Caitlin McEwan Will Return to Edinburgh Fringe With TWO LITTLE PIGS
The absurdist two-hander will play at the Fringe, exploring hypermasculinity through a darkly comic lens.
Edinburgh-born actor, writer and former winner of the Charlie Hartill Fund, Caitlin McEwan will return to the Edinburgh Fringe with Two Little Pigs, a dark and absurdist two-hander that spotlights the seductive pull of hypermasculinity and the dangers it poses to women and men.
Following a young man whose worldview has become corrupted by resentment towards the women in his life (and beyond) who have power over him, and insecurity around his inability to find his role and how to be needed as a man in the modern world, the play interrogates the allure of rigid ideas and rules when it comes to gender roles and what happens when those beliefs collide with a female talking pig! Sharp, surreal, wickedly funny and unexpectedly moving, the play places a harsh spotlight on society's responsibility for the male loneliness epidemic and those (particularly women) caught in its clutches, without letting men absolve themselves of their own toxic behaviour.
When Mark's long-term girlfriend leaves him following his descent into Andrew Tate rhetoric and protein-obsessed alpha-male thinking, he adopts a pet pig - something he can control, something uncomplicated. Dumped, in denial, and desperate, Mark is seeking easy companionship. But Pig, played by the same actor as his ex-girlfriend, has other ideas. And so, Mark finds himself living with a walking, talking hog obsessed with feminist literature and determined to dismantle his worldview one argument at a time.

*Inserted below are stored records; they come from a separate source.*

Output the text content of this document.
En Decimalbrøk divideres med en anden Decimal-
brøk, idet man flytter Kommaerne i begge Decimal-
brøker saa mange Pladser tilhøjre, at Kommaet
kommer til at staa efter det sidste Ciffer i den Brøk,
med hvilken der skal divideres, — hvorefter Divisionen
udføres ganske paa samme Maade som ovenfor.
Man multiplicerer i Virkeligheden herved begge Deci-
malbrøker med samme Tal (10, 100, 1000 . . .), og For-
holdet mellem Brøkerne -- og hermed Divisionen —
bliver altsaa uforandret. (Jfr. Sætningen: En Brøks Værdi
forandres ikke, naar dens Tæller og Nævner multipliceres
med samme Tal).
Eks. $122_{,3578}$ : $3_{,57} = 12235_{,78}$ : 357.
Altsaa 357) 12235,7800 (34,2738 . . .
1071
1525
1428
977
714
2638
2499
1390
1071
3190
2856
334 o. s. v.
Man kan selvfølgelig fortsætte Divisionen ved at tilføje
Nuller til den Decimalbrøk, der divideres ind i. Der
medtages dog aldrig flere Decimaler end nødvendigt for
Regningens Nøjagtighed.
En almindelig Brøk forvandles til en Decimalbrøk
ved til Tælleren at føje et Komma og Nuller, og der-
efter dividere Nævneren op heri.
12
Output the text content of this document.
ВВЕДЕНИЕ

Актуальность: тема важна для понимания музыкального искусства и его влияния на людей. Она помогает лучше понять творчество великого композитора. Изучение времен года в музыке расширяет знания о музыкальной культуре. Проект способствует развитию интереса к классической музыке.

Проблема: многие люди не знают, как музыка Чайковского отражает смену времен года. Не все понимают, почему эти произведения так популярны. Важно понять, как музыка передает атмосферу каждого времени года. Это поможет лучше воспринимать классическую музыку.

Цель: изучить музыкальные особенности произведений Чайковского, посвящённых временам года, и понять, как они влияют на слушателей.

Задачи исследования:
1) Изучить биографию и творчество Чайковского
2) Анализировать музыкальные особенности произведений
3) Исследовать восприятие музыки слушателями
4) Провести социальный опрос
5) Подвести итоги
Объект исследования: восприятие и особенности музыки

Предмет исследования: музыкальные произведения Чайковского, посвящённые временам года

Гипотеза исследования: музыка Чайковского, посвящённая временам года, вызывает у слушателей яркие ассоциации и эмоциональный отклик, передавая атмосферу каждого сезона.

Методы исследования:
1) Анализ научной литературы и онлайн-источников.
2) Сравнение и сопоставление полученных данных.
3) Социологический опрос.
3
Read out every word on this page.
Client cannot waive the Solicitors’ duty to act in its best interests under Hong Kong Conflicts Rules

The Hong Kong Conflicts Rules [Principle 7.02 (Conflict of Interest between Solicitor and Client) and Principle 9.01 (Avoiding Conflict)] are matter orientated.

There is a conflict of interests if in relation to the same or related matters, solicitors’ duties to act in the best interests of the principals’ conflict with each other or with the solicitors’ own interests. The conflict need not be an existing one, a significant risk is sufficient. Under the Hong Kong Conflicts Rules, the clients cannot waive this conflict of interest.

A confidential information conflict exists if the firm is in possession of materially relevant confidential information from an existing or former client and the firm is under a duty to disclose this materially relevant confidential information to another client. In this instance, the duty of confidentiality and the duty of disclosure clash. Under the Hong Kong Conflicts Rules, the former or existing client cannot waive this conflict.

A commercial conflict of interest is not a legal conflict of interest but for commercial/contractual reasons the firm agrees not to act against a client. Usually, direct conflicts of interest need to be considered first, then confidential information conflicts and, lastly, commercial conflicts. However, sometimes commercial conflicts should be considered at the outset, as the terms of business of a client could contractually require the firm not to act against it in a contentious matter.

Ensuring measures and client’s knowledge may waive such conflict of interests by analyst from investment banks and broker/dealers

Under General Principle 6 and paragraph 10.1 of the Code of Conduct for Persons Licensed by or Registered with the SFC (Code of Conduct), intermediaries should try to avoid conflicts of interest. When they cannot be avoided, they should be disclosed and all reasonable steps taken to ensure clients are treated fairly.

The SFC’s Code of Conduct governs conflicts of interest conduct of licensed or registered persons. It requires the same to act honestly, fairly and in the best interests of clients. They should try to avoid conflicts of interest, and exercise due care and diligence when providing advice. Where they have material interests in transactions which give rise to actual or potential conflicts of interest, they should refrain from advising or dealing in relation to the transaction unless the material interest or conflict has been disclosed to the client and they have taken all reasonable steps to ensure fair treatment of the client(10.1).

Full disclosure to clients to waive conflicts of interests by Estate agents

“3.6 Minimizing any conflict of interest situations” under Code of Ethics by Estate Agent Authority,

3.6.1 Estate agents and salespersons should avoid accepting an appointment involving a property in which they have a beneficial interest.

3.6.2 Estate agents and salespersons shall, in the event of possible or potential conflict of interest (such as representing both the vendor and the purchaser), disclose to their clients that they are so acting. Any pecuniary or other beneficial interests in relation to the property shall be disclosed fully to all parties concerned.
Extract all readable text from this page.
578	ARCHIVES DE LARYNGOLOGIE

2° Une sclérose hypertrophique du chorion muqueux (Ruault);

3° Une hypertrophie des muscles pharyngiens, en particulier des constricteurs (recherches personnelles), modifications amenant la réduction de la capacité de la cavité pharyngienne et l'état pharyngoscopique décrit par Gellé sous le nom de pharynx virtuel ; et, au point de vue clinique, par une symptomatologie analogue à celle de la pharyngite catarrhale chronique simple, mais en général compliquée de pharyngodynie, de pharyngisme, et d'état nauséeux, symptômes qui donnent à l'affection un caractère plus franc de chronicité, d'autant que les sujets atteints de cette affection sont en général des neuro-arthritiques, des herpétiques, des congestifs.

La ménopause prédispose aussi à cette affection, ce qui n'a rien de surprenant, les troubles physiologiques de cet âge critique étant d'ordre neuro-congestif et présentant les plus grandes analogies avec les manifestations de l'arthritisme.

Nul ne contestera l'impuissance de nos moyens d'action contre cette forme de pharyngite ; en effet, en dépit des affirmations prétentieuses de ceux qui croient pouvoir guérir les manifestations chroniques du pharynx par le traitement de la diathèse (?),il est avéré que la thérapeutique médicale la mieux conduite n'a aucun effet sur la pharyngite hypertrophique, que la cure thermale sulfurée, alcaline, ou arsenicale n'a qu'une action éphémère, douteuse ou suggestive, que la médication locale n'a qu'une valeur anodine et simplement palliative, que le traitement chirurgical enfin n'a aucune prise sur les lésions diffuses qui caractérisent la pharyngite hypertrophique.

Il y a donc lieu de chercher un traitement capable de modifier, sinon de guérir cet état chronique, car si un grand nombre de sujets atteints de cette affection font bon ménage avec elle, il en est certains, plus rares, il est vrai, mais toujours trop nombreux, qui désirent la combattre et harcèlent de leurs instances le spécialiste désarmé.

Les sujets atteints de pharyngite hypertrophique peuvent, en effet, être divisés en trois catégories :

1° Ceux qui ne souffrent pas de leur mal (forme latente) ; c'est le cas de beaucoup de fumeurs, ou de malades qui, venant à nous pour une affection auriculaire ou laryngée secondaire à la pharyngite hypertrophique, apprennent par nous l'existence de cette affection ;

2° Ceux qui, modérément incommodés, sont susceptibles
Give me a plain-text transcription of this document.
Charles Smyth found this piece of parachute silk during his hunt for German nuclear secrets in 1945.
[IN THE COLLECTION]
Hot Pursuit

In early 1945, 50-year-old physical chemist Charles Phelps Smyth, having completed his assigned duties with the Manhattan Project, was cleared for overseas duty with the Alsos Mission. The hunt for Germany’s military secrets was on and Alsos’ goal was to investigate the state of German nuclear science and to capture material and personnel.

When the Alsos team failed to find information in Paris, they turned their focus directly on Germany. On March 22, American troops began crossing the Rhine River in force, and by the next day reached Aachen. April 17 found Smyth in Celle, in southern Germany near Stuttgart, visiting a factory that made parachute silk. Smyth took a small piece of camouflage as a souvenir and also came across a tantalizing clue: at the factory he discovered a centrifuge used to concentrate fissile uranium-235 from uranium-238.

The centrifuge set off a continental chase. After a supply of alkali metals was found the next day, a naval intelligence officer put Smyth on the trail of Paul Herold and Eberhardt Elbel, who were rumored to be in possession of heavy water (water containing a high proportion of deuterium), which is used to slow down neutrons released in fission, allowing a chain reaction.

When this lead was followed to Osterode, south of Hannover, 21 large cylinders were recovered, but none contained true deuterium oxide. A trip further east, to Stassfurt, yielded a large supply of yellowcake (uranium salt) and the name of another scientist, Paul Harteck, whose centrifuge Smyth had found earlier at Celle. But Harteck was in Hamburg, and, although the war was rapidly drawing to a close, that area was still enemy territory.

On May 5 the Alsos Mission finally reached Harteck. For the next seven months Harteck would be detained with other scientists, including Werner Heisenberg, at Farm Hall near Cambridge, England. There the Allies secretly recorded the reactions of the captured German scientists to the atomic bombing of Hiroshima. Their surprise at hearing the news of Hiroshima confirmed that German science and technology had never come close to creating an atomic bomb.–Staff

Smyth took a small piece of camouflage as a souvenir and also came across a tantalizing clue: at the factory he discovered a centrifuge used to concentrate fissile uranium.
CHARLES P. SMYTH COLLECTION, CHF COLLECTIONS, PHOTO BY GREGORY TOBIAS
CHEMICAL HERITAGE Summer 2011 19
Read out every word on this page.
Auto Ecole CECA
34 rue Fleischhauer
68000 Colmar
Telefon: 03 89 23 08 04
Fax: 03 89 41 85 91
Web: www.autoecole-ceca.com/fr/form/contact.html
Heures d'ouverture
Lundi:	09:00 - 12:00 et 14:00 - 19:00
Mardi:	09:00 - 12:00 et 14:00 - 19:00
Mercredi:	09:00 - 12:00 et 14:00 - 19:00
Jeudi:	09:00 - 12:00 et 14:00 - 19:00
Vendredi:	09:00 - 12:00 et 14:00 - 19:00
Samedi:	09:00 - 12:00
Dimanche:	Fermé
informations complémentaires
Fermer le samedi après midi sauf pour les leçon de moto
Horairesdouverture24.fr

Raised on a progressive all-female farm and armed with half-understood feminist theory, Pig has developed a taste for Simone de Beauvoir's The Second Sex (despite her obvious lack of opposable thumbs) and ecstatic dance and seeks to challenge Mark's ideology at every possible opportunity. What follows is a turbulent and unexpectedly moving relationship: Mark attempts to impose his ideas about masculinity, power and traditional gender roles onto Pig; she pushes him to reconsider how he relates to women and vulnerability and what he feels the world owes him. As their chaotic bond deepens, the play blurs the line between human and animal. Pig reluctantly begins to recognise the source of Mark's confusion, anger and disconnection whilst Mark unwillingly realises that the myth of male superiority only leads to more pain and isolation. Radical compassion and empathy might just unite these two polar-opposite figures after all…but just as a truce seems possible, the play shatteringly questions whether hope can really survive against man's basest animal instincts.
Bold, surreal and politically sharp, Two Little Pigs speaks directly to some of the most urgent cultural conversations of the moment: the rise of the manosphere, male loneliness and the women who are too often the victims of something they had no hand in creating. Told through a sharply comic female perspective, the play explores the seductive pull of certainty and binary thinking in an unstable and nuanced world, what men are really searching for in their quest to prove superiority, and who is expected to continually pick up the pieces and suffer the consequences when these constructed worldviews of male domination inevitably crumble.
Two Little Pigs performs 5th to 30th August (not 17th and 24th) at Pleasance Courtyard's The Green at 19:45.